Moving away from Property Crowdfunding very briefly, but staying with property liquidity, "Days on Market" (DOM) refers to the number of days that a property is on the active market, which is an important measurement of market liquidity regarding property.
DOM is a useful indicator for potential buyers to evaluate the popularity of a house. For example, if you see a home you love and you want to make an offer, there are several factors to consider before getting your wallet out. These factors will include demand, location, property type and condition, as well as the value of all the market comparables. All these categories will impact the property's liquidity and should be taken into account.
The DOM is significant for a number of reasons. If a property stays on the market for a long time, the seller may have to lower the asking price or accept an offer for a lower price. Many potential buyers will associate a home sitting on the market for months and months with the home being undesirable or having issues that will be expensive to fix. However, this can be a positive sign for the buyer as you can offer less than the asking price as the seller is more likely to be open to negotiations.
As a buyer, seeing a home that you like that has been on the market for a long time can be an ideal situation. After being on the market for an extended period, the buyer might be more motivated to sell. Most people who are selling a home are doing so because they are ready to move on and may even have a new home they want to get moved into as quickly as possible.

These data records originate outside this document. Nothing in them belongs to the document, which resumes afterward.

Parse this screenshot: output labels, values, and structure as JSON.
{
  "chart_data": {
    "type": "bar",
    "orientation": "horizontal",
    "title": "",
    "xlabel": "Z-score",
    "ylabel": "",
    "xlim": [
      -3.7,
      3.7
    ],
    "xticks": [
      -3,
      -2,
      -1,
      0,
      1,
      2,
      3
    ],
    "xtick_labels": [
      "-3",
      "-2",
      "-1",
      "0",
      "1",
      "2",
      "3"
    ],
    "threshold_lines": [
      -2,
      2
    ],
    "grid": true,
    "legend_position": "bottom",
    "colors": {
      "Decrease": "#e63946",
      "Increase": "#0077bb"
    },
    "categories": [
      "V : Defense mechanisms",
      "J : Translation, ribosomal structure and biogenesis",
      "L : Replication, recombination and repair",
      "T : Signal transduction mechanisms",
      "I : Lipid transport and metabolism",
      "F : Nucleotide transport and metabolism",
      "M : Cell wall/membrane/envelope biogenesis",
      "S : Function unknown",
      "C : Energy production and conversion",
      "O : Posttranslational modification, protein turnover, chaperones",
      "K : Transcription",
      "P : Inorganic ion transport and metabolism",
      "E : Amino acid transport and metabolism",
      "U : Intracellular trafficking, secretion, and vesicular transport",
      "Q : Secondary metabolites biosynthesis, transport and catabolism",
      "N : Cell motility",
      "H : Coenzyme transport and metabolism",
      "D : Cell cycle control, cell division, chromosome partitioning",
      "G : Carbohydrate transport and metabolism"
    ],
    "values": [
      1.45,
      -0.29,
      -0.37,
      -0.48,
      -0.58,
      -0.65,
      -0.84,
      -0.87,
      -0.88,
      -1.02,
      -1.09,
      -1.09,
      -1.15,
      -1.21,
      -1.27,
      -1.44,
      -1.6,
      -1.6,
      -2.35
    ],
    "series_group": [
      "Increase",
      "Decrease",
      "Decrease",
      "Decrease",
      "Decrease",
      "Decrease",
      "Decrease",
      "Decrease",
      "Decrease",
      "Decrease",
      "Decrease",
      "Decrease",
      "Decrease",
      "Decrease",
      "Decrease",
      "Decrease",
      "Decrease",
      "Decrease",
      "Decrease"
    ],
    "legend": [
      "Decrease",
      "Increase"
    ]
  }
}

In short, the longer the DOM of the property, the less liquid it will be and the lower the selling or renting price generally is.
Liquidity in Property Crowdfunding
Investors typically choose to invest in property based on two factors: yields and liquidity. While yields create revenue and cash flow during ownership, it's the property's liquidity that determines how successful the investor will be upon exiting the project.
Therefore, if you're an investor on a Property Crowdfunding platform, considering the liquidity of the investment opportunity is of paramount importance as it will affect the money in your pocket upon project completion.
To summarise, when carrying out your personal due diligence on different investment opportunities, it's worth bearing in mind the following liquidity factors;
Proximity to transportation hubs, places of employment, health / education / retail centres and infrastructure.
Low crime rate and reputation for being safe.
Good employment opportunities.
Areas of beauty (greenery / parks / woods).
- Recent construction (new-builds and renovated properties tend to sell better than old, decrepit buildings).
- Design and location (good view, convenient design, high ceilings, second floor or higher).
- Amenities (parking spaces, playgrounds, etc.).
Good market capacity and activity (more sales, better liquidity).
Affordability (prime property is harder to sell).
Stable value (falling prices decrease liquidity).
So, as you put together a property investment portfolio, don't forget to consider liquidity. Really consider your long-term financial goals and think about your financial situation, always considering what you would do in an emergency.
Would the investment tie up your assets to the point that you couldn't easily access your wealth if you needed it quickly? Plan your investments and your finances so that you have enough liquidity to meet your needs and goals.
Liquidity matters. Liquidity is important, and definitely worth considering if investing in a generally illiquid property market.